Western is joining a global community of universities, businesses, cities and other groups in signing the Paris Pledge for Action, committing to doing its part to limit the global temperature rise to less than 2 degrees Celsius.
The ambitious target was set at the 2015 UN Climate Change Conference in December. Western President Amit Chakma announced the university’s participation in the global action during a presentation of the Western Green Awards and Western’s Ideas for Sustainability and the Environment (WISE) Competition winners on March 31.
“Our university has joined more than 1,000 signatories around the world in signing the Paris Pledge in support of immediate climate change action. This pledge is a commitment to reducing greenhouse gas emissions, with a goal of meeting or surpassing the targets set at the recent COP21 (2015 Paris Climate Conference) conference,” Chakma said.
Western is already a leader in greenhouse gas reductions, having mitigated emissions by 12 per cent since 2009, he noted. “This has been achieved even as our campus infrastructure and population continues to grow. This is a remarkable achievement,” he said.
Chakma points out there are 11 buildings on campus with, or in the process of achieving, LEED (Leadership in Energy and Environmental Design) certification, including LEED Gold-certified Claudette MacKay-Lassonde Pavillion, and McIntosh Gallery and Stevenson Hall/Lawson Hall, which are both LEED Silver certified buildings.
The President’s Advisory Council on Environment & Sustainability (PACES) ensures the university is incorporating sustainability into its academic programming, management of grounds and facilities, as well as new buildings and renovations.
“As an institution that attempts to educate future leaders, we simply cannot do things differently. We have to be a leader in environmental sustainability,” he said, noting sustainability “ranks high on my personal priority list.”
Chakma is confident the university can live up to its commitment through this agreement.
“Our signature is not just symbolic; it is based on significant work we have been able to do over the years. We mean what we say and we will live up to this commitment.”
Western was honoured in 2015 with the Minister’s Award for Environmental Excellence by the Ministry of Environment and Climate Change, which recognized the work of Facilities Management’s leadership and innovation in its Energy Dashboard project. The university continues to be shortlisted on the Princeton Review’s Green Colleges Guide.
“As an institution that attempts to educate the future leaders, we simply cannot do things differently. We have to be a leader in environmental sustainability,” Chakma said.
“Western’s signing of the Paris Pledge is a significant step towards climate balance. We believe in the values outlined in the pledge and continue to actively target greenhouse gas emissions. These are crucial, yet exciting times in climate change,” said Gitta Kulczycki, vice-president (Resources & Operations), noting Western is doing its part to reduce its impact on climate change.
While the university budget has yet to be approved by the Board of Governors, Kulczycki noted Western is “once again dedicating $1.5 million in this next year towards energy reduction, (and) greenhouse gas emission reductions.”
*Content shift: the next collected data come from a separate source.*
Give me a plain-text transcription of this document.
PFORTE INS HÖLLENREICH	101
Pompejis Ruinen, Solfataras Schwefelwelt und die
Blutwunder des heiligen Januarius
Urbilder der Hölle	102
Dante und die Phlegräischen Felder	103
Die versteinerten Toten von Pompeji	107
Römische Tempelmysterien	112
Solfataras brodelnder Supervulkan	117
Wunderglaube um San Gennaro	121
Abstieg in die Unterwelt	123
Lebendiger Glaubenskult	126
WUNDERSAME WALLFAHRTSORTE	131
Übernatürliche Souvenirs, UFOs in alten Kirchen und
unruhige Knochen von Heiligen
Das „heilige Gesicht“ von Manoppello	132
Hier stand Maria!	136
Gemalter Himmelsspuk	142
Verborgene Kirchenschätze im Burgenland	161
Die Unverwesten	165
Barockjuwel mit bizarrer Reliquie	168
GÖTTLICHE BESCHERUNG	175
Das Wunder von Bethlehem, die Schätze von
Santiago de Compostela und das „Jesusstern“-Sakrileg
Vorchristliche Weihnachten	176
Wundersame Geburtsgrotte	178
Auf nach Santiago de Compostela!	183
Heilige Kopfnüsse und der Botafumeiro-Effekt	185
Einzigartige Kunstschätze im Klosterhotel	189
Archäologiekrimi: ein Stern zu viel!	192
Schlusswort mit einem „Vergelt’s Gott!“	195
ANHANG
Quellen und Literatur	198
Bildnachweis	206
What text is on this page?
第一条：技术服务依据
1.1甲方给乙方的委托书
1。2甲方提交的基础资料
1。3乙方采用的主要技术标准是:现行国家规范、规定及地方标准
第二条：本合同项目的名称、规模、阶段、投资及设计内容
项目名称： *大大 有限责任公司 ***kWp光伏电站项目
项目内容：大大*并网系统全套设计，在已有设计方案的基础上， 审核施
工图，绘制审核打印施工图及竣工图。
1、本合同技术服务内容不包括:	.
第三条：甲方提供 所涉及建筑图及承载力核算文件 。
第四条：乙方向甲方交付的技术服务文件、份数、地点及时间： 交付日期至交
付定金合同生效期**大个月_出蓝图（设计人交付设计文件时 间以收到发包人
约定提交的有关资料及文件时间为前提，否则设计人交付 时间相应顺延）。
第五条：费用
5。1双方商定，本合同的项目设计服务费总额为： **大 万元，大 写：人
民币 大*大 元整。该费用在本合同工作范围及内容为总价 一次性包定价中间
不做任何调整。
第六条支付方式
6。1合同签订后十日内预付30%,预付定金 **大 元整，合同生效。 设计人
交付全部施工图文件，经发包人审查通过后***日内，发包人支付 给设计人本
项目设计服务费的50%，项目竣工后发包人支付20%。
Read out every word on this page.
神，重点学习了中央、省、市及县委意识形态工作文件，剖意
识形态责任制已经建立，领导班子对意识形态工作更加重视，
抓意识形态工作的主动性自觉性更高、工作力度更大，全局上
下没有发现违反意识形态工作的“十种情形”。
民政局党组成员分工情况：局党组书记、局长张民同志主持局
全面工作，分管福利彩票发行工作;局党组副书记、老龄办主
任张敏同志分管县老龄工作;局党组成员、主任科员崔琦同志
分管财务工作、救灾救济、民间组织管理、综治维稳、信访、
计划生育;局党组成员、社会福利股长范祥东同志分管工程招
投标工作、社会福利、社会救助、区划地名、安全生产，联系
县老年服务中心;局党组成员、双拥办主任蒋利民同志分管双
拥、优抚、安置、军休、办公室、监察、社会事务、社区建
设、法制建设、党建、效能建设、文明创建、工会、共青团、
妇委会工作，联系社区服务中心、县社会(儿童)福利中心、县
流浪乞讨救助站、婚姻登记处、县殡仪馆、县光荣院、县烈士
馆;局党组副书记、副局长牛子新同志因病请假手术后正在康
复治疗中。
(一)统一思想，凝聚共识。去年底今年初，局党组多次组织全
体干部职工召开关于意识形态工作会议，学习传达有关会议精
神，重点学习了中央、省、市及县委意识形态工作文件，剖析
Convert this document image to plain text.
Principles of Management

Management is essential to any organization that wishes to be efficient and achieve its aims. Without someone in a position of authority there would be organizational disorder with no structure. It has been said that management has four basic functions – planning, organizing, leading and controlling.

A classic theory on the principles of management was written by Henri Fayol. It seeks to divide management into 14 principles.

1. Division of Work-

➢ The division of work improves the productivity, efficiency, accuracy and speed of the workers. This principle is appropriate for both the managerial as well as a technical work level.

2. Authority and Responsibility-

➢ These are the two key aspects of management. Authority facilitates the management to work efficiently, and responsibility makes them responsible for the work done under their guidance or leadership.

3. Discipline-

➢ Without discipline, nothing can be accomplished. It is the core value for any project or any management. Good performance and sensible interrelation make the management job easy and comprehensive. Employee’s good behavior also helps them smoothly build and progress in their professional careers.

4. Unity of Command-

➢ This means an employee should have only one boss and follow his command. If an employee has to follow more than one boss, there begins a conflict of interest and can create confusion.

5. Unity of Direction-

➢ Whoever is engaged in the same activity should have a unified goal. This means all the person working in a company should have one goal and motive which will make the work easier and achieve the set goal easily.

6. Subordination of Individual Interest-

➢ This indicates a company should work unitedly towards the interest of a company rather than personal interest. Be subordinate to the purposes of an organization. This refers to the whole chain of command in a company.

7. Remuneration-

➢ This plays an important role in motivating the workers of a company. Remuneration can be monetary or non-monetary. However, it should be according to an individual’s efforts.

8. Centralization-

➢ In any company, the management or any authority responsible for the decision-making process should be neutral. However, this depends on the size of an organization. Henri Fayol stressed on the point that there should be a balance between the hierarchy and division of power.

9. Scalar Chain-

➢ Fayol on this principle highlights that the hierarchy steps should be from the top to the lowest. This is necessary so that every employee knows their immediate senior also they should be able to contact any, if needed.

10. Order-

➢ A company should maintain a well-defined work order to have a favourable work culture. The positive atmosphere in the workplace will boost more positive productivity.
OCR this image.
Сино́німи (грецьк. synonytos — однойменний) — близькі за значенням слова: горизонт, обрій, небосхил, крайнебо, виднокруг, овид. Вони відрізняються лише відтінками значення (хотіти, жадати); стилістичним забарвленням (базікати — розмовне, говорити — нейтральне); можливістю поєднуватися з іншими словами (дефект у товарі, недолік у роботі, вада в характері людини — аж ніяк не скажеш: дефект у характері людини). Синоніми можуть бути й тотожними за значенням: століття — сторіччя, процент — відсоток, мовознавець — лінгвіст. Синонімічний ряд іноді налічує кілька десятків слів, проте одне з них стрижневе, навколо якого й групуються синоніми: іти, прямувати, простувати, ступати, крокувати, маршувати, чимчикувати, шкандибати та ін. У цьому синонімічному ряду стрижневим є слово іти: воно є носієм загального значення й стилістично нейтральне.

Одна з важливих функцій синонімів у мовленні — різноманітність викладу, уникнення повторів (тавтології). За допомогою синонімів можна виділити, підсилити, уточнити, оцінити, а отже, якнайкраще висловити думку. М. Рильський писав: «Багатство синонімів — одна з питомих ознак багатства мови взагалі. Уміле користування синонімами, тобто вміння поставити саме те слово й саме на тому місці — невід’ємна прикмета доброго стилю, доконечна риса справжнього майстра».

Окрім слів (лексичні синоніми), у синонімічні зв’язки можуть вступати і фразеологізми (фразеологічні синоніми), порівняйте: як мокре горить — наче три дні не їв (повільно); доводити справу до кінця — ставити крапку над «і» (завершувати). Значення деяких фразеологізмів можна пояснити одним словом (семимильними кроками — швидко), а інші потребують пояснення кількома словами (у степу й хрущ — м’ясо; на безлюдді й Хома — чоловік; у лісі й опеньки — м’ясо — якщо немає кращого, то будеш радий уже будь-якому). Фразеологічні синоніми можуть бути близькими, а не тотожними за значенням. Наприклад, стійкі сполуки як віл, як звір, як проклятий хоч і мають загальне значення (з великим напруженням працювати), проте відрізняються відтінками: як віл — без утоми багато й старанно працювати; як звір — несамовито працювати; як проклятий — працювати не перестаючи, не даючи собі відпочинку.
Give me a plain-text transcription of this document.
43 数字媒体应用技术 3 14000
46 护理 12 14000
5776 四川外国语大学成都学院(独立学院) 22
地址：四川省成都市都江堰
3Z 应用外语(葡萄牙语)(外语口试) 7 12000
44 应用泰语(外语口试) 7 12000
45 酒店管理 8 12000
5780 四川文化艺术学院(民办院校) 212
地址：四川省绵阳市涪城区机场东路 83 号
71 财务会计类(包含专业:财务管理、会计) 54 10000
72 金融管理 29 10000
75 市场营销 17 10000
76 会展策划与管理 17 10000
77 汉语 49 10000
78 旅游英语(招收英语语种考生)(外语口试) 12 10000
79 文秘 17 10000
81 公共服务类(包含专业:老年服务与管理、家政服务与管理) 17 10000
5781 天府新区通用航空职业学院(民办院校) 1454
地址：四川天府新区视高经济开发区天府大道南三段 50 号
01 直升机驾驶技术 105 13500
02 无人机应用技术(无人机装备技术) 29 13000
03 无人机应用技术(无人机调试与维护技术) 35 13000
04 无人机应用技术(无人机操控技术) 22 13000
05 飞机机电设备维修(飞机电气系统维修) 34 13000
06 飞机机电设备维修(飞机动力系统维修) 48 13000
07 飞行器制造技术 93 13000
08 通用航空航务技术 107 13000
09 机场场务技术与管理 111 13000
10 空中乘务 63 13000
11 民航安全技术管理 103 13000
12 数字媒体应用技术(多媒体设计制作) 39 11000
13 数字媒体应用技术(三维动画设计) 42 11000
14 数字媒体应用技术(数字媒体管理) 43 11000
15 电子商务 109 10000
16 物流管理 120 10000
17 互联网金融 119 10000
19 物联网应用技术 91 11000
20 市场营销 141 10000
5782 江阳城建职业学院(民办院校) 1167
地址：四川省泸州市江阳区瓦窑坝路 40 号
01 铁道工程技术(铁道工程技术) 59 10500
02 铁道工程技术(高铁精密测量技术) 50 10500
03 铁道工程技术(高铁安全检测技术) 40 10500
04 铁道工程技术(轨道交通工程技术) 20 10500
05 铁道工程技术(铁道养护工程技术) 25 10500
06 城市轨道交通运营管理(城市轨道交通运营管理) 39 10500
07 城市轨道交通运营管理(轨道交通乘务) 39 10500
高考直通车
“It’s not a hollow pledge. We believe in it. We’re doing it. We’ve been recognized for our efforts and we will continue to do it,” Kulczycki said. “We make it a focus of our new building plans, our renovations and, more broadly, greenhouse gas emissions in our operations and changes we can make. There’s lots of opportunity. We’ve done a lot, but there’s lots of opportunity.”
As an institution of higher learning, there is an expectation the university set an example for its constituents and in the larger community, she said.
“Our students are our future leaders and to have them learn and be cognizant of the importance of sustainability. We know how big of a concern climate change is, and these are the people who are going to model the way for the next generation and we need to equip them accordingly,” Kulczycki added. “Overall, the Paris Pledge is a global commitment that says we believe in doing what we can.”